Microsoft Drums Up ISV Support For Windows Vista

The company needs to start now to make sure applications are ready when Vista rolls out late next year.

Carolyn April, Contributor

August 12, 2005

3 Min Read

Microsoft recently laid out a broad vision for writing Windows applications to bolster its already-fierce following among ISVs and development-minded solution providers. The technical guidance pushes ISVs to embrace standards, such as Web services and XML, and to begin incorporating forthcoming Microsoft innovations into applications they are building today.

What's the hurry? After all, the next generation of Windows--formerly code-named Longhorn, but now officially named Windows Vista--isn't due out until late 2006 in a client version, and 2007 in a server version. But ISVs take two to three years to create new or updated versions of their software. That means their development cycle is in full swing so that their applications are ready when Vista emerges. To help, Microsoft has issued technology-preview versions of key Vista features that appeal to ISVs, along with a full beta 1 of the OS itself.

"ISVs are the first group of partners we target," says Margo Day, vice president of Microsoft's North American channel.

As part of the run-up to Vista, Microsoft is telling ISVs about four major technology bets it has made, says Sanjay Parthasarathy, corporate vice president of developer and platform evangelism at Microsoft.

The first bet is support for Web services. Parthasarathy contends that this collection of programming standards is on pace to become the secure-messaging infrastructure for the enterprise, supplanting proprietary software, such as IBM's ubiquitous MQ Series. Ultimately, Microsoft thinks Web services will extend transactional messaging beyond the world of back-end systems to the client operating system. "That will enable us to do secure, reliable messaging in consumer PCs, which will give rise to a whole new set of applications," he says.

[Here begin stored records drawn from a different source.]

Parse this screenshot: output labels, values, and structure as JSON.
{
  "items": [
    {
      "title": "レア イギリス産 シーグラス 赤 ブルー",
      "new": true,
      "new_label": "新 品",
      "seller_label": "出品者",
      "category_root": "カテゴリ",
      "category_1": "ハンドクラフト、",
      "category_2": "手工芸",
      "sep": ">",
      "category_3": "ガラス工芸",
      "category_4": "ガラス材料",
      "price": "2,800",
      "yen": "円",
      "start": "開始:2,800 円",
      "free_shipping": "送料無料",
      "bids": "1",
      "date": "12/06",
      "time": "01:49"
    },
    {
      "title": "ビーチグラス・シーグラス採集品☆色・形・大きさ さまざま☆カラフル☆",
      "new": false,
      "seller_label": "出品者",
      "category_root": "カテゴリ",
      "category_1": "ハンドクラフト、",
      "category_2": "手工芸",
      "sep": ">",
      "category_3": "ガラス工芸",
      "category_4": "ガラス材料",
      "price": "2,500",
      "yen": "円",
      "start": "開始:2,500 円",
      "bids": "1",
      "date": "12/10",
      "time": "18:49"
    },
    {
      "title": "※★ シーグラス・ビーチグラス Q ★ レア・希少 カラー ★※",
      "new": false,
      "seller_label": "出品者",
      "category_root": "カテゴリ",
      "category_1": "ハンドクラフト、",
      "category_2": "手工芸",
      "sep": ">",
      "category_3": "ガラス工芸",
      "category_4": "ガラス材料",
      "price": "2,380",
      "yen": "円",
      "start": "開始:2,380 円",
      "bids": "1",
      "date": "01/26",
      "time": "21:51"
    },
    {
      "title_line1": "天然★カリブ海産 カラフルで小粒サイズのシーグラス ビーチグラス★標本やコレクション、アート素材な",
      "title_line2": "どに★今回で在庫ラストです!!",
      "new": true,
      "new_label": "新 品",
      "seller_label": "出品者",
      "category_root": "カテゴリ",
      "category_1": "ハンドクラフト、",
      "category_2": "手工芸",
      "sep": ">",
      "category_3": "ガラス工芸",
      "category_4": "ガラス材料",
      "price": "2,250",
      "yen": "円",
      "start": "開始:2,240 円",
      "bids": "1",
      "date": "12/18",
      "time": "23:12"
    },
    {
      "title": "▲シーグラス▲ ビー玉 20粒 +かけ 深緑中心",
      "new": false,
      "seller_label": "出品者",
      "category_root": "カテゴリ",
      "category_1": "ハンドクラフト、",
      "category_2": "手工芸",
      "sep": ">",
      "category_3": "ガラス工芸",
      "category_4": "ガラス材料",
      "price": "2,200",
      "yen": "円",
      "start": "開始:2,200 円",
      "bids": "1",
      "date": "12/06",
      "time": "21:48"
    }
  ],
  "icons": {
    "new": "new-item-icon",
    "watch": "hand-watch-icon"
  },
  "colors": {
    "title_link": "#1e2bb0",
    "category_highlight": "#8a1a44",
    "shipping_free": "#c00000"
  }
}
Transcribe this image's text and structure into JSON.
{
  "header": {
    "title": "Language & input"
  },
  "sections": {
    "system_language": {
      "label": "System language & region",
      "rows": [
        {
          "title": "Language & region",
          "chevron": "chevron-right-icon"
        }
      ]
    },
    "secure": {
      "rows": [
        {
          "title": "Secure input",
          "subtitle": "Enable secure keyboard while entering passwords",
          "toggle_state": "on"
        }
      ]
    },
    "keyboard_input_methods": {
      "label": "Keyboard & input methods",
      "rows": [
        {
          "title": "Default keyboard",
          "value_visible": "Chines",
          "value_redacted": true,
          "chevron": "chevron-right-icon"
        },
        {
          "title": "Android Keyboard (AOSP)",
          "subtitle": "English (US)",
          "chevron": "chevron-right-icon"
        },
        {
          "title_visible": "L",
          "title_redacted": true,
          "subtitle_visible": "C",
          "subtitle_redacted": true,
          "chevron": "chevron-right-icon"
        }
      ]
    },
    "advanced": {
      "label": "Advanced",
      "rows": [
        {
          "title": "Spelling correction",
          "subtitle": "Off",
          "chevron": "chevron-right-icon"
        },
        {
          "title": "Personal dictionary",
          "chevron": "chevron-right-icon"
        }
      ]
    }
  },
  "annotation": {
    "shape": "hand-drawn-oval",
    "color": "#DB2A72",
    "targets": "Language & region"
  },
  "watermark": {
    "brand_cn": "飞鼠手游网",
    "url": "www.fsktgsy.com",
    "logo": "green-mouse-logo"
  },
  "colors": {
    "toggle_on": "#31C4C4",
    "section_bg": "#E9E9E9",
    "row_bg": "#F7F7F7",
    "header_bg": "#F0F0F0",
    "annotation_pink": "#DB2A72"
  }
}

The second bet Microsoft is making is on XML, which is fast becoming the predominant data format for everything from flat files to relational files. The forthcoming release of Microsoft's SQL Server 2005 database, due out later this year, will have native XML support, while the next version of Office, due out next year, will coalesce around a single file format so that eventually every Word, Excel or PowerPoint document will be native XML.

The third bet is to make "smart clients" the foundation for writing distributed applications. And fourth, the company is emphasizing its Dynamic Systems Initiative, an umbrella term for Microsoft products that aim, with the aid of third-party business partners, to manage and monitor mixed software environments.

Smart-client development is arguably the most whiz-bang opportunity Microsoft has laid out. Office, no surprise, is central to that. Microsoft is transitioning Office to become the cockpit for all other applications, tying it as never before, via Web services and XML, to back-end data in applications such as SAP.

Technology in Vista, and separately in its graphics and presentation subsystem, Windows Presentation Foundation (formerly Avalon), will enable developers to create smart-client apps that incorporate different programming models (HTML, WinForms, etc.) and multimedia functionality much more simply than today, Parthasarathy says.

Much of Microsoft's success can be attributed to its strategic hold over developers and ISVs, who seem to universally love the .Net tools for their ease of use and quick development time.

"There's a grassroots principle that you ought to give your development tools away, and then you will sell more solutions and more hardware," says Martin Sizemore, executive vice president and CTO of Atlanta-based Premiere Technologies. "No one spends $400,000 on tools anymore. You can download a .Net toolkit for $1,000. And that builds a community."

And Microsoft is betting that the community that writes the apps on .Net will drive the sale of the rest of its platform.